En ligne courte et par vent faible, le Djinn donne toujours une impression de légèreté comme lors de mes vols précédents. Cette légèreté dans la sensation vient-elle de la structure ? Pour en avoir le cœur net, j’ai sorti le Barresi standard en 2 plumes afin de comparer mes sensations.

test comparatif avec le b-serie

Djinn vs Barresi 2 plumes

Ma surprise fut grande ! Le vent était le même mais le b-serie donnait l’impression d’un vent plus fort. Le b-serie génère donc plus de traction. Le Djinn génère moins de traction, cela le rend plus léger pour le pilote et requiert donc plus de sensibilité: autrement dit le Djinn sera moins accessible à un débutant pour lequel plus il y a de vent mieux c’est. Le b-serie est un cerf-volant grand public passe-partout, tandis que le Djinn un cerf-volant pointu dont il fait savoir tirer la quintessence.

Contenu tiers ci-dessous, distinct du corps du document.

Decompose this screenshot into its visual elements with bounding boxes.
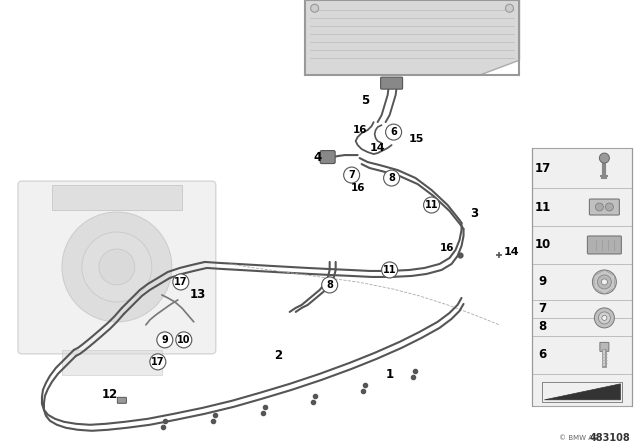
Text: 17: 17 [534, 162, 550, 175]
Text: 17: 17 [174, 277, 188, 287]
Circle shape [598, 312, 611, 324]
Text: 1: 1 [385, 368, 394, 381]
Bar [532, 148, 632, 406]
Text: 11: 11 [534, 201, 550, 214]
Circle shape [602, 279, 607, 285]
Circle shape [602, 315, 607, 320]
Text: 16: 16 [440, 243, 455, 253]
Circle shape [595, 203, 604, 211]
Bar [52, 185, 182, 210]
Circle shape [381, 262, 397, 278]
Text: 11: 11 [383, 265, 396, 275]
Circle shape [605, 203, 613, 211]
Polygon shape [545, 384, 620, 400]
Circle shape [506, 4, 513, 12]
Text: 6: 6 [538, 349, 547, 362]
Text: 6: 6 [390, 127, 397, 137]
Text: 11: 11 [425, 200, 438, 210]
Polygon shape [305, 0, 520, 75]
Circle shape [595, 308, 614, 328]
Text: 8: 8 [326, 280, 333, 290]
Circle shape [310, 4, 319, 12]
Circle shape [150, 354, 166, 370]
Circle shape [176, 332, 192, 348]
Text: 5: 5 [362, 94, 370, 107]
FancyBboxPatch shape [320, 151, 335, 164]
Text: 7: 7 [348, 170, 355, 180]
Circle shape [157, 332, 173, 348]
Text: 13: 13 [189, 289, 206, 302]
Text: 8: 8 [538, 320, 547, 333]
Text: 14: 14 [504, 247, 519, 257]
Text: 10: 10 [534, 238, 550, 251]
Text: 9: 9 [538, 276, 547, 289]
Text: 12: 12 [102, 388, 118, 401]
Text: 15: 15 [409, 134, 424, 144]
Circle shape [386, 124, 401, 140]
FancyBboxPatch shape [18, 181, 216, 354]
Text: 14: 14 [370, 143, 385, 153]
Circle shape [322, 277, 338, 293]
Text: 4: 4 [314, 151, 322, 164]
FancyBboxPatch shape [381, 77, 403, 89]
Text: 16: 16 [353, 125, 367, 135]
Circle shape [424, 197, 440, 213]
Circle shape [383, 170, 399, 186]
Text: 483108: 483108 [589, 433, 630, 443]
Text: 3: 3 [470, 207, 479, 220]
FancyBboxPatch shape [588, 236, 621, 254]
Text: 9: 9 [161, 335, 168, 345]
Text: © BMW AG: © BMW AG [559, 435, 598, 441]
Circle shape [99, 249, 135, 285]
Circle shape [344, 167, 360, 183]
Text: 8: 8 [388, 173, 395, 183]
Bar [62, 350, 162, 375]
Circle shape [593, 270, 616, 294]
FancyBboxPatch shape [600, 342, 609, 351]
Circle shape [600, 153, 609, 163]
Text: 7: 7 [538, 302, 547, 315]
Circle shape [82, 232, 152, 302]
Circle shape [597, 275, 611, 289]
FancyBboxPatch shape [589, 199, 620, 215]
Bar [543, 382, 622, 402]
FancyBboxPatch shape [117, 397, 126, 403]
Text: 10: 10 [177, 335, 191, 345]
Text: 16: 16 [350, 183, 365, 193]
Text: 2: 2 [274, 349, 282, 362]
Circle shape [173, 274, 189, 290]
Circle shape [62, 212, 172, 322]
Text: 17: 17 [151, 357, 164, 367]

Le b-serie procure plus de traction que le Djinn

Après avoir mis en l’air le b-serie, quand j’ai repris le djinn ce fut sans appel. Le Djinn est vraiment léger. Il va falloir que je m’y mette sérieusement pour prendre mes marques avant Berck. Je pense que la prochaine fois je vais changer mes réglages en mettant plus de frein pour tenter de retrouver la sensation de pression car c’est vraiment déroutant… ça vole alors que l’on s’y attend pas.Comme on ne s’y attend pas donc on recule alors que ce n’est pas nécessaire. Comme on n’a pas de sensation de pression, on exagère les mouvements comme par vent faible alors que ce n’est pas nécessaire donc contre productif.
retour sur le Djinn

et l’axel ?

En ligne courte avec peu vent, l’axel s’invite évidement à la séance. Comment un « wannabe » de l’axel comme moi s’en sort-il ? C’est assez étrange. Le cerf-volant tourne sur lui-même plus facilement mais la sensation est différente que celle avec le b-serie. Cette fois si je pense que le b-serie est plus lourd au sens premier du terme et ajouté à la force de traction du b-serie, cela lui donne plus d’inertie et j’ai tendance à donner une grande force de tirage pour lancer l’axel alors que le Djinn requiert moins d’effort. Comme le disait John Barresi « less input less error, more input more error« . Il faudra que je reprenne l’apprentissage de l’axel avec le Djinn. Peut-être que cela va-t-il m’aider à supprimer mes défauts ?

Le djinn un cv exigeant

Cette séance en ligne courte fut très instructive. Je vais devoir trouver de nouvelles marques et faire quelques ajustements. Le Djinn possède d’ailleurs un réglage du bridage comme on peut le voir sur certains CV équipés du « mode turbo ». Je vais tester ces différents réglages très bientôt.